Jimmy Carter was to be honoured on Thursday with a state funeral at Washington's National Cathedral, amid a groundswell of tributes celebrating the 39th U.S. president and the last from the so-called Greatest Generation.
The service caps a week of mourning, with Americans quietly filing past the flag-draped coffin in the U.S. Capitol to pay their respects to Carter, who died on December 29 at the age of 100 in his home state of Georgia.
President Joe Biden will deliver the eulogy for his fellow Democrat at the Episcopal church, a traditional venue for U.S. presidential send-offs, including those of Dwight Eisenhower, Ronald Reagan, and George H.W. Bush.
Biden revealed in an interview with USA Today published Wednesday that Carter had asked him to do the honours when the two longstanding friends met for the last time four years ago.
"Carter was a decent man. I think Carter looked at the world not from here but from here, where everybody else lives," Biden said, gesturing from above his head towards his heart.
Biden's living predecessors Bill Clinton, George W. Bush, Barack Obama, and Donald Trump are expected to join around 3,000 mourners at the service. Thursday has been designated a national day of mourning, with federal offices closed.
Carter, who served a single term before suffering a crushing election loss to Ronald Reagan in 1980, was once perceived as naive and weak in the dog-eat-dog world of Washington politics.
A more nuanced image of him has emerged as the years passed, reassessing achievements like brokering a peace deal between Israel and Egypt.
He also received high praise for his post-presidential humanitarian efforts, earning the Nobel Peace Prize in 2002.

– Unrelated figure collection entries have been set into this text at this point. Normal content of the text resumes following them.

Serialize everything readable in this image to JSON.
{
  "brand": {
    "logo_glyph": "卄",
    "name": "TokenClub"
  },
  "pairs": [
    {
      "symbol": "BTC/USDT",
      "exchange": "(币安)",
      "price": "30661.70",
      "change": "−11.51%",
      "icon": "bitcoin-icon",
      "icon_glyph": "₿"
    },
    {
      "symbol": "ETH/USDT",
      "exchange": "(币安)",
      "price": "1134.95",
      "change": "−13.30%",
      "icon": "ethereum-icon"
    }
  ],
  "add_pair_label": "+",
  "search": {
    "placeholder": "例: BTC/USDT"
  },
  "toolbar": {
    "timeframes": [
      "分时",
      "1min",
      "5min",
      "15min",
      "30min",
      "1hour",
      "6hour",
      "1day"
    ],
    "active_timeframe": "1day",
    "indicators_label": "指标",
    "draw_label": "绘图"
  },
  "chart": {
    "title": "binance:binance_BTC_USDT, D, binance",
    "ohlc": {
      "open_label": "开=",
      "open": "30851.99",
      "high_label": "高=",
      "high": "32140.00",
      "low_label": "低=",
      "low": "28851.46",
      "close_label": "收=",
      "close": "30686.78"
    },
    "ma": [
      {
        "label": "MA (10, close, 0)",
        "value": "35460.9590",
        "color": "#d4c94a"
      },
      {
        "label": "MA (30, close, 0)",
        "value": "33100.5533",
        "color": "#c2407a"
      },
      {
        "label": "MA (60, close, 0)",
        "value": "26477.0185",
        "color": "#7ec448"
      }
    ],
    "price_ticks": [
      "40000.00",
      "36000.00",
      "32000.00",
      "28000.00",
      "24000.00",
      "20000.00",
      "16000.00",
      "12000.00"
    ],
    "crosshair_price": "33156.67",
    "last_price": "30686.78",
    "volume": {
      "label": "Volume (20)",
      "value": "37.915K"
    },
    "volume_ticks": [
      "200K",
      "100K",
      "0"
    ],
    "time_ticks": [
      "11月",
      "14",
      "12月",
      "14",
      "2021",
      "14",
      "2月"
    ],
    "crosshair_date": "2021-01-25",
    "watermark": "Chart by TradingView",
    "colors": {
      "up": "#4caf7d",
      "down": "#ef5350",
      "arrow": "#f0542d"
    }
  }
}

The first president to reach triple digits, Carter had been in hospice care since February 2023 in his hometown of Plains, Georgia, where he died and will be buried next to his late wife, former first lady Rosalynn Carter.
Mourners began paying their respects on Saturday, as the carefully choreographed six-day farewell commenced with U.S. flags flying at half-staff across the country.
A black hearse bearing Carter's remains paused at his boyhood family peanut farm in Plains, where a bell was rung 39 times, and staff stood in silent tribute.
Crowds gathered along the roadside to bid their farewells, snap photographs, or salute as the motorcade slowly rolled past.
Carter's flag-draped casket arrived at Washington's snow-covered U.S. Capitol on Tuesday atop a gun carriage. It was accompanied by hundreds of service members, with military pallbearers carrying Carter to the Rotunda to lie in state ahead of Thursday's ceremony the first presidential funeral since George H.W. Bush died in 2018.
Chuck Schumer, the Democratic leader in the Senate, described Carter as "one of the most decent and humble public servants we have ever seen."
"President Carter was a living embodiment of leadership through service, compassion, and a thirst for justice for all," he said.